AI traffic lights and Decibel lights are working in Hong Kong and Mumbai, respectively. Could these technologies also transform the busiest cities in Africa?
Hong Kong is using artificial intelligence to run its traffic lights, cutting average vehicle delays by about 5–10% at trial junctions and preparing to expand the system to busy corridors like Wan Chai and Causeway Bay, plus about 50 more junctions from 2026 to 2027.
The Real-time Adaptive Traffic Signal System uses sensors at junctions to watch how many cars and people are actually on the road. Instead of following a fixed timetable, the software keeps changing how long each light stays green based on live conditions. It aims to ease queues, shorten waiting times, and still give pedestrians enough time to cross safely.
At a crossing, the system notices when people start to gather. It can call the pedestrian phase on its own, then hold the green light long enough for everyone to get across. Once the road is clear, the system swiftly returns green time to vehicles so drivers aren’t left idling unnecessarily. At a T-junction with no cars on one arm, it can skip that arm’s green entirely and give extra time to the busier directions.

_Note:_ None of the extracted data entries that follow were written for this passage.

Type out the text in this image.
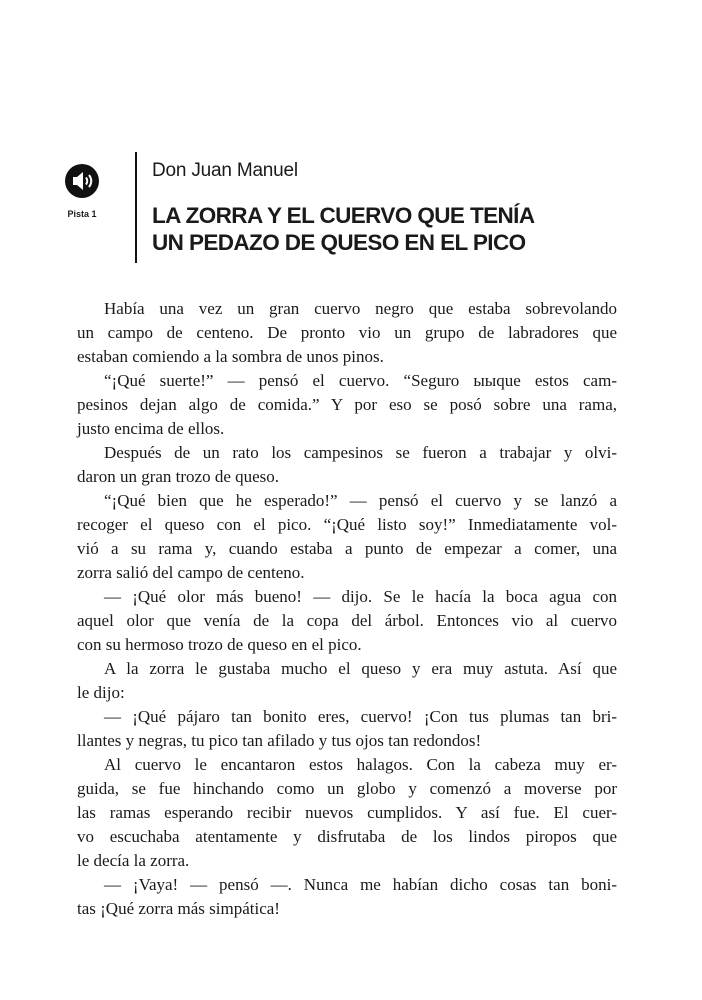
Pista 1
Don Juan Manuel
LA ZORRA Y EL CUERVO QUE TENÍA
UN PEDAZO DE QUESO EN EL PICO
Había una vez un gran cuervo negro que estaba sobrevolando
un campo de centeno. De pronto vio un grupo de labradores que
estaban comiendo a la sombra de unos pinos.
“¡Qué suerte!” — pensó el cuervo. “Seguro ыыque estos cam-
pesinos dejan algo de comida.” Y por eso se posó sobre una rama,
justo encima de ellos.
Después de un rato los campesinos se fueron a trabajar y olvi-
daron un gran trozo de queso.
“¡Qué bien que he esperado!” — pensó el cuervo y se lanzó a
recoger el queso con el pico. “¡Qué listo soy!” Inmediatamente vol-
vió a su rama y, cuando estaba a punto de empezar a comer, una
zorra salió del campo de centeno.
— ¡Qué olor más bueno! — dijo. Se le hacía la boca agua con
aquel olor que venía de la copa del árbol. Entonces vio al cuervo
con su hermoso trozo de queso en el pico.
A la zorra le gustaba mucho el queso y era muy astuta. Así que
le dijo:
— ¡Qué pájaro tan bonito eres, cuervo! ¡Con tus plumas tan bri-
llantes y negras, tu pico tan afilado y tus ojos tan redondos!
Al cuervo le encantaron estos halagos. Con la cabeza muy er-
guida, se fue hinchando como un globo y comenzó a moverse por
las ramas esperando recibir nuevos cumplidos. Y así fue. El cuer-
vo escuchaba atentamente y disfrutaba de los lindos piropos que
le decía la zorra.
— ¡Vaya! — pensó —. Nunca me habían dicho cosas tan boni-
tas ¡Qué zorra más simpática!
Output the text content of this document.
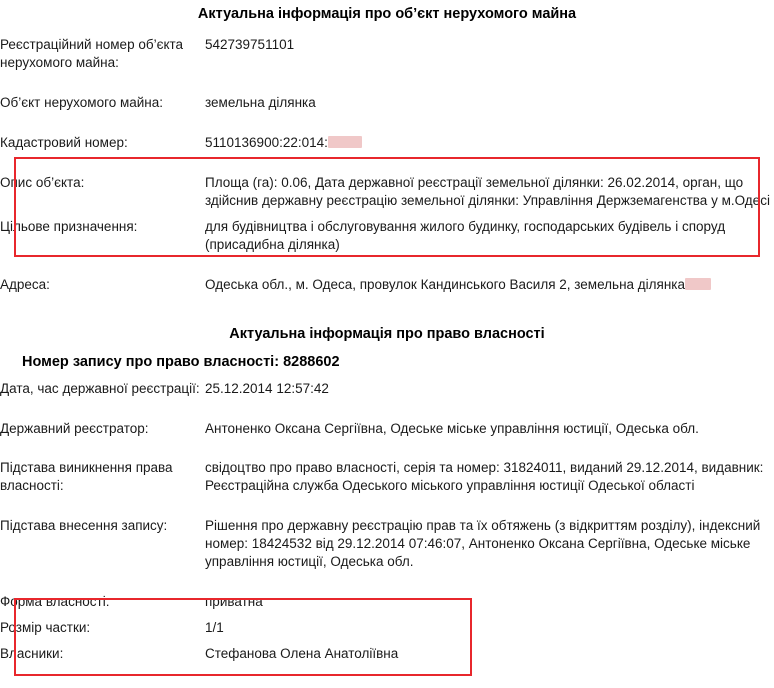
Актуальна інформація про об’єкт нерухомого майна
Реєстраційний номер об’єкта нерухомого майна:	542739751101

Об’єкт нерухомого майна:	земельна ділянка

Кадастровий номер:	5110136900:22:014:

Опис об’єкта:	Площа (га): 0.06, Дата державної реєстрації земельної ділянки: 26.02.2014, орган, що здійснив державну реєстрацію земельної ділянки: Управління Держземагенства у м.Одесі
Цільове призначення:	для будівництва і обслуговування жилого будинку, господарських будівель і споруд (присадибна ділянка)

Адреса:	Одеська обл., м. Одеса, провулок Кандинського Василя 2, земельна ділянка
Актуальна інформація про право власності
Номер запису про право власності: 8288602
Дата, час державної реєстрації:	25.12.2014 12:57:42

Державний реєстратор:	Антоненко Оксана Сергіївна, Одеське міське управління юстиції, Одеська обл.

Підстава виникнення права власності:	свідоцтво про право власності, серія та номер: 31824011, виданий 29.12.2014, видавник: Реєстраційна служба Одеського міського управління юстиції Одеської області

Підстава внесення запису:	Рішення про державну реєстрацію прав та їх обтяжень (з відкриттям розділу), індексний номер: 18424532 від 29.12.2014 07:46:07, Антоненко Оксана Сергіївна, Одеське міське управління юстиції, Одеська обл.

Форма власності:	приватна
Розмір частки:	1/1
Власники:	Стефанова Олена Анатоліївна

What does AI-powered smoother traffic flow like this really mean in real terms?
In Tung Chung, Hong Kong linked eight junctions together so the AI could manage a whole corridor rather than one light at a time. When it detected more traffic coming from Kowloon towards the town centre or the airport, it lined up a longer “green wave” to move those cars through more smoothly.
A 10% cut in delay also means less fuel burnt while sitting still. Tests from the U.S. Department of Energy show that a compact car with a 2.0-litre engine can use roughly 0.16–0.17 gallons (about 0.6 litres) of fuel per hour when idling, and other studies put typical idling use in the range of about 0.5–2 litres per hour depending on vehicle size.
If a commuter spends 20 minutes a day idling at lights, that’s about 0.2 litres of fuel. A 10% cut in delay trims that by roughly 0.02 litres per day. Across 100,000 cars on a busy corridor, that’s around 2,000 litres of fuel saved each day, plus lower emissions. ( although the exact numbers will vary with the vehicle mix, the direction is clear.)
As part of a wider “smart mobility” push, Hong Kong’s Transport Department has also built a testing platform that lets universities and tech companies plug in their own algorithms so the city can trial new ideas before wider rollout. The project has already earned recognition, including a Smart Transport award for digital transport innovation.
Practical, Creative Tools Cities Can Use to Reduce Road Noise
One thing that often comes with driving in big cities and urban areas is the soundtrack: engines, buses, and a lot of unnecessary honking. Some of that can be tackled too. In Mumbai, traffic police tested “punishing signals” at several busy junctions. Decibel meters on the poles listen to the noise at the junction; when honking pushes sound levels above 85 dB, the red light timer resets, forcing everyone to wait longer. The message on the display is blunt: “Honk More, Wait More.”
Studies in Lagos and parts of the Western Cape show that noise levels along busy roads and markets often sit well above World Health Organization guideline values, with many locations recording daytime averages above 60–65 dB and peaks well into the 90 dB range. Many Lagosians have also voiced frustration about the constant noise and shared suggestions with 234Drive.For cities like Lagos and Cape Town, pairing Hong Kong–style AI traffic lights with Mumbai-style decibel-based “honk control” at the worst junctions could cut both wasted fuel and street noise. That means less time stuck, fewer fumes, and calmer, safer intersections—without waiting for huge new road projects.